The politics: The vote divided cleanly along government-versus-opposition lines. All 250 Labour and Labour and Co-operative members who voted supported the government's position, while Conservatives, Liberal Democrats, the Green Party, Reform UK and several independents voted against. There were no notable rebellions on either side. The result was one of several votes on the same day in which the Commons rejected Lords amendments to the Bill, including disagreements over environmental delivery plans, brownfield-first development requirements, and parliamentary scrutiny of national policy statements.
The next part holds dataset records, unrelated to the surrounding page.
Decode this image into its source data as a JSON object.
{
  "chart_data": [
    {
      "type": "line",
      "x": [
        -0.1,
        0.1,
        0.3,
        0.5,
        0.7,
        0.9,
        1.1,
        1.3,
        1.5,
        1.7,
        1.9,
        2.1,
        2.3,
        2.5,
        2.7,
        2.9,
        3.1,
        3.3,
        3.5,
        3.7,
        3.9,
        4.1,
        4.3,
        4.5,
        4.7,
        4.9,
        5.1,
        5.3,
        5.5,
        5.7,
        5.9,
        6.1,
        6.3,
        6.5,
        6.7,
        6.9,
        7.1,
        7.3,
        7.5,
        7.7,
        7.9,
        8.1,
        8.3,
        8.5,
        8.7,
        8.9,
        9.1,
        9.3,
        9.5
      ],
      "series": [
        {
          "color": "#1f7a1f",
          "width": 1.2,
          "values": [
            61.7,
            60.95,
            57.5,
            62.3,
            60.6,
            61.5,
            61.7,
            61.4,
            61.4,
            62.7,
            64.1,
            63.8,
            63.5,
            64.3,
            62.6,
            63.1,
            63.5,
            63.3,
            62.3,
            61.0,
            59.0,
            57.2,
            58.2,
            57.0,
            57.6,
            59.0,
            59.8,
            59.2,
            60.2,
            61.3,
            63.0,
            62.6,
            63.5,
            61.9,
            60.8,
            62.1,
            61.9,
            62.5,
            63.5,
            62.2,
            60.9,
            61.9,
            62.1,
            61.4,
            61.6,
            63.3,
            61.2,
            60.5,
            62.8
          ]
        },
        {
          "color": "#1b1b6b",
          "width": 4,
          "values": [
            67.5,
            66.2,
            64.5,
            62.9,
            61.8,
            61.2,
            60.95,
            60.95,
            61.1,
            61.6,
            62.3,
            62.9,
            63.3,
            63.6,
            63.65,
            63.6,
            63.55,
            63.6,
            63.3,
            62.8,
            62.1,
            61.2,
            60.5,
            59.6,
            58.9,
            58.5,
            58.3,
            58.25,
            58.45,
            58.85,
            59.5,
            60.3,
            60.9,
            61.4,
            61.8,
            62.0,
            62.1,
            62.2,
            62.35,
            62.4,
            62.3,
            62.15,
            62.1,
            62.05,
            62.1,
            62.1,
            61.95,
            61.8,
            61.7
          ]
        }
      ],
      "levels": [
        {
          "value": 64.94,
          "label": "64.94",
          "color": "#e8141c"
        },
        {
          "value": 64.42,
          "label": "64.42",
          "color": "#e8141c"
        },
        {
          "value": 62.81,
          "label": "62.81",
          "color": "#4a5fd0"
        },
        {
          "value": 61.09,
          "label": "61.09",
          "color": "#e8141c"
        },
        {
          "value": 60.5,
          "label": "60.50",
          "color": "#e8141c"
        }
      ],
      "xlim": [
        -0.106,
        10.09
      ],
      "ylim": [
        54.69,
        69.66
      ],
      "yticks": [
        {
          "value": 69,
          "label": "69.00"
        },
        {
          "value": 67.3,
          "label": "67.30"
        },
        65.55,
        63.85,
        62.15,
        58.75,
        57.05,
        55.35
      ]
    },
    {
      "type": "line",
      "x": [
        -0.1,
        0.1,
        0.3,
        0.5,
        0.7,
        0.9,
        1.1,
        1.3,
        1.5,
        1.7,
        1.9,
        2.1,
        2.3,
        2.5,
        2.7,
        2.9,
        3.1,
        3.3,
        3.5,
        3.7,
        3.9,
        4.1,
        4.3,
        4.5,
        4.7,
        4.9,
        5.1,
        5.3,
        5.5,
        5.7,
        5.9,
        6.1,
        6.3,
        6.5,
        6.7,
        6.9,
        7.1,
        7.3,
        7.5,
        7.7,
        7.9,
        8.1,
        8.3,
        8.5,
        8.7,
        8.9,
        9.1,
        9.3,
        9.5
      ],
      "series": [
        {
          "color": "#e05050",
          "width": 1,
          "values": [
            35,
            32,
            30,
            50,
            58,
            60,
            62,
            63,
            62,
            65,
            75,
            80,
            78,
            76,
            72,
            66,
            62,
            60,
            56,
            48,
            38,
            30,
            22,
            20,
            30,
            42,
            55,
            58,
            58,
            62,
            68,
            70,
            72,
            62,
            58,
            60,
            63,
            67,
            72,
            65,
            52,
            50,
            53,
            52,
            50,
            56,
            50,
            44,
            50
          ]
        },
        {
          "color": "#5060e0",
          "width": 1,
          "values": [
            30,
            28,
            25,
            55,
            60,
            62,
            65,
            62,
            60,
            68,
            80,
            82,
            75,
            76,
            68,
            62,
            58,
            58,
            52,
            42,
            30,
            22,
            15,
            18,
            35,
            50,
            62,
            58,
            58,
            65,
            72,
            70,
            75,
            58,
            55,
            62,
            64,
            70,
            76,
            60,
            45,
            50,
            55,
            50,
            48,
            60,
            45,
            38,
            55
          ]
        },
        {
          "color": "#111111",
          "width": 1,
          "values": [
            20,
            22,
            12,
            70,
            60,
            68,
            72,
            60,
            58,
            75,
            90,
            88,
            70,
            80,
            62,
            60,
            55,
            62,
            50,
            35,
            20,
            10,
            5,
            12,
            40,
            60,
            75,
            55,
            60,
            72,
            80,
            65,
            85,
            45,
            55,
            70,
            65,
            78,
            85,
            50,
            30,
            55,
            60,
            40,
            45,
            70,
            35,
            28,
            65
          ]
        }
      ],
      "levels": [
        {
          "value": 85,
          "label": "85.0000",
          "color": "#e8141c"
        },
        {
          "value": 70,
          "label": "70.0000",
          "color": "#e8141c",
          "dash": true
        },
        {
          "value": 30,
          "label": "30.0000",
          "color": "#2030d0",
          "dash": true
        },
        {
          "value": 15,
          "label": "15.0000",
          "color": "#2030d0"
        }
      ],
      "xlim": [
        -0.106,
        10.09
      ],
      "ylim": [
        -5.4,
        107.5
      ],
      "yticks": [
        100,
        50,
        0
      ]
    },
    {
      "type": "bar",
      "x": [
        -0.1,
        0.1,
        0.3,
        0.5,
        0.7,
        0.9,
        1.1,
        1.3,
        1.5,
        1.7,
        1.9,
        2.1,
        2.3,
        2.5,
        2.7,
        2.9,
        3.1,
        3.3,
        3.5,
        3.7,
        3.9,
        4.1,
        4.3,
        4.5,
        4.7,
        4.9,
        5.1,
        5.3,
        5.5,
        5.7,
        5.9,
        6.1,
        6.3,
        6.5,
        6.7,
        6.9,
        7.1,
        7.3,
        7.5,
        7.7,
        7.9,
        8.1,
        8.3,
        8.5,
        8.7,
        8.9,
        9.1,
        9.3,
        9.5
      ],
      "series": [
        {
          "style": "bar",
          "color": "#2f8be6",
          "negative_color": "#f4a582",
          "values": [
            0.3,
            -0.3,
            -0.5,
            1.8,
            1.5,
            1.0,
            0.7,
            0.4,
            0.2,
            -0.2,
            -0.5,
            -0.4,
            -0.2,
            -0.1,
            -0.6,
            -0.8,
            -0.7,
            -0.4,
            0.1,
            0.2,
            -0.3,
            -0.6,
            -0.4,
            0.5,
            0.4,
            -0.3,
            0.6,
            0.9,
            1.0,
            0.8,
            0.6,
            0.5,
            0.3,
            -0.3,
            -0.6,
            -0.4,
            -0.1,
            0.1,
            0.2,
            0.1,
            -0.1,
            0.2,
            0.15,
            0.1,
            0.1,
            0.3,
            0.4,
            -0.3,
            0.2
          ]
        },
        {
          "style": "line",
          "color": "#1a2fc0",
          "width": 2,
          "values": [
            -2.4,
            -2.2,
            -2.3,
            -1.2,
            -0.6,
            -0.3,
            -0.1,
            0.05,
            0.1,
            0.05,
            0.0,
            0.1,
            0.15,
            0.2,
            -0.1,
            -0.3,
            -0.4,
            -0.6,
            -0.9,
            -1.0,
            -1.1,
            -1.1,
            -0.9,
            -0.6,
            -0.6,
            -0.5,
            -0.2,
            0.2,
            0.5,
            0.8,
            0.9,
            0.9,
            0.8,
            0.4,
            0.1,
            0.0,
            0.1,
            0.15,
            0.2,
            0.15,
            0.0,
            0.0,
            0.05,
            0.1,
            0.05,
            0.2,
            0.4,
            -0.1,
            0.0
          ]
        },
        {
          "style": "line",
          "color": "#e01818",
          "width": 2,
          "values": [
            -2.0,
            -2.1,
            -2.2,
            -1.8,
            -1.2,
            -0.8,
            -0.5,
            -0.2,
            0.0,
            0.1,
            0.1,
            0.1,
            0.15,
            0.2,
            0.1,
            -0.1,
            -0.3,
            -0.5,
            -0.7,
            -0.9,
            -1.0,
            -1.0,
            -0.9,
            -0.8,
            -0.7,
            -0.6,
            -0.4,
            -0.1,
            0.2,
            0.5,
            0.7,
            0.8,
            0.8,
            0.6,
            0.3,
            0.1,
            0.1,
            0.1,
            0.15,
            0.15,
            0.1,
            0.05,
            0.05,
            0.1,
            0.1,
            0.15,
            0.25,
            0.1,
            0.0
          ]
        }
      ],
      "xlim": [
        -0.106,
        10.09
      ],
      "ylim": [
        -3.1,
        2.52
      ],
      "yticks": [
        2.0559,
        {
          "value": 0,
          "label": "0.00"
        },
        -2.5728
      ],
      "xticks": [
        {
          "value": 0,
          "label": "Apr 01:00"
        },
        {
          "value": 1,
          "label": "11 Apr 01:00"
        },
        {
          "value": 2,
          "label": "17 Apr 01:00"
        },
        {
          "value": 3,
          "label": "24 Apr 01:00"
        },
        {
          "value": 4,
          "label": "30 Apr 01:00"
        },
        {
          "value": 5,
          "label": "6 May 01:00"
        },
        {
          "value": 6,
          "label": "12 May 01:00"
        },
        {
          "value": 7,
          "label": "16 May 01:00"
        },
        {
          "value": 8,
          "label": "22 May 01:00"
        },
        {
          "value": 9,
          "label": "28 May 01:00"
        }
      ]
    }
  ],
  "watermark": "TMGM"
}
The Liberal Democrats were particularly vocal in opposing the government's stance on chalk stream protection, with several of their MPs speaking in favour of the Lords amendment during the debate.

How They Voted

Government position: Aye

Labour PartyWhipped Aye
222 Aye/0 No
Conservative and Unionist PartyWhipped No
0 Aye/73 No
Liberal DemocratsWhipped No
0 Aye/45 No
Labour and Co-operative PartyWhipped Aye
28 Aye/0 No
Independent
2 Aye/5 No
Reform UKWhipped No
0 Aye/5 No
Green Party of England and WalesWhipped No
0 Aye/4 No
Your Party
0 Aye/1 No

What They Said in the Debate

David Simmonds

Conservative · Ruislip, Northwood and Pinner

Opposed

Bill fails to deliver promised growth, homelessness, and infrastructure; government's centralization of planning power, green belt vulnerability, and failures on business costs (national insurance) are preventing house building despite existing permissions.

Voted No

Gideon Amos

Liberal Democrat · Taunton and Wellington

Opposed

Lords amendments 38 and 40 on chalk streams and species protection are essential; EDPs must be limited to strategic landscape scales; centralization of power via clause 51 removes essential local democratic accountability.

Voted No

Neil Duncan-Jordan

Labour · Poole

Opposed

Lords amendment 40 must be accepted; species and habitats cannot be traded away through strategic EDPs—environmental delivery plans unsuited to protecting site-specific biodiversity and declining species.

Voted Aye

Kit Malthouse

Conservative · North West Hampshire

Opposed

Minister's reassurances on chalk stream protection via national policy are insufficient and undelivered; statutory protection through Lords amendment 38 or equivalent concrete commitment needed, not vague future intentions.

Voted No

Ruth Cadbury

Labour · Brentford and Isleworth

Opposed

Lords amendment 1 concerns justified—Select Committees need genuine opportunity to scrutinize major infrastructure via national policy statements; government claims proportionate scrutiny do not adequately address reduced committee time.

Voted Aye

Florence Eshalomi

Labour · Vauxhall and Camberwell Green

Neutral

Welcome pragmatic government amendments on environmental delivery plans, but Lords amendment 1 concerns are valid—Select Committees must retain meaningful scrutiny role despite government efficiency arguments.

Voted Aye

Dame Meg Hillier

Labour · Hackney South and Shoreditch

Neutral

Supports government's reflective amendment procedure for efficiency but requires firm reassurances: ministers must appear before Select Committees reliably, engage early with Committees, and clock should count only sitting days.

Voted Aye

Matthew Pennycook

Labour · Greenwich and Woolwich

Supportive

Government must reject most Lords amendments to preserve streamlined planning process and £7.5bn economic benefit; selective concessions on EV charging and environmental delivery plans reflect proportionate scrutiny, not undermining Bill's core principles.